Reflections on things that matter.
As I stated in my previous blog, I am going to be devoting one blog a week to thinking about the philosophy of religion. This segment will be called “Ponder This,” and is meant open a rational discussion of religious faith for believers and others who are interested in such a discussion. If anything I say strikes you (positively, negatively, or neutrally), feel free to comment below (just make sure all comments are respectful).
What is the relationship between philosophy and religion?
Religion is the way in which many billions of people philosophize (is some respects) about the greater questions of reality and “truth”. Religion creates a worldview for the worshiper that is philosophical in nature. Most religions at acknowledge the greater questions of reality, like what is man and what is his purpose and proper state. Even the religions that do not focus on the traditional western conception of “God” focus on some aspect of absolutism, even if it is the absolute need of man to be “whole” in some respect.
Philosophy, in its basic, “ontological” form, asks the question of what is. Religions assume worldviews that, in various ways, answer, or attempt to answer this question of being. In the three major monotheistic religions specifically, the answer to the question of ultimate, or absolute being is God. The I Am is the sole source and center of all of reality. This assertion in and of itself is huge, and often overlooked in traditional arguments within and relating to the Abrahamic religions. All premises within the worldview of biblical religion rest on this primary assertion: that God is ALL.

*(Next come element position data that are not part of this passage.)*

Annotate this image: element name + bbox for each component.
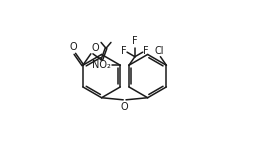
Text: O: O (70, 42, 77, 52)
Text: NO₂: NO₂ (92, 60, 111, 70)
Text: F: F (143, 46, 149, 56)
Text: F: F (132, 37, 138, 47)
Text: O: O (121, 102, 128, 112)
Text: Cl: Cl (155, 46, 164, 56)
Text: F: F (121, 46, 126, 56)
Text: O: O (91, 43, 99, 53)
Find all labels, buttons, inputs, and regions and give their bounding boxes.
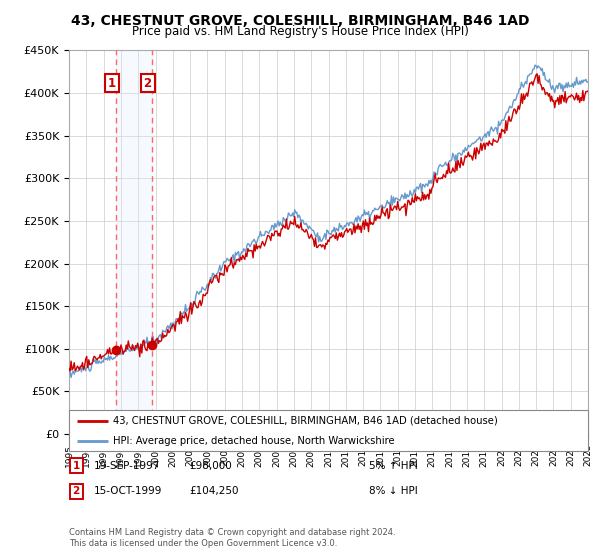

This is a very philosophical concept. Unfortunately, much of the western Christian world in particular has lost its interest in worldview-depth, and much of the credibility of the religion is thrown into question because of philosophical inconsistency. The terms of Christianity are no longer as clearly defined for believers of the 20th century as they were for the apostles and early church fathers. They have become tangled up in modern arguments, so much so that major concepts are obscured by a mass of confused arguments about history, ethics, politics, science, and a hundred other things that are affected by the philosophies of religion, but are not themselves the philosophy of the religion.
Ultimately, the practical relationship between philosophy and religion is that philosophy helps define the worldview of a living and practiced faith or religion. Philosophy cannot replace religion any more than theories in science can replace experiments and empirical data, but the two aid each in accurate expressions of attempts to understand and interact with existential reality. Religion asserts simply that it believes, while philosophy helps elucidate what is believed.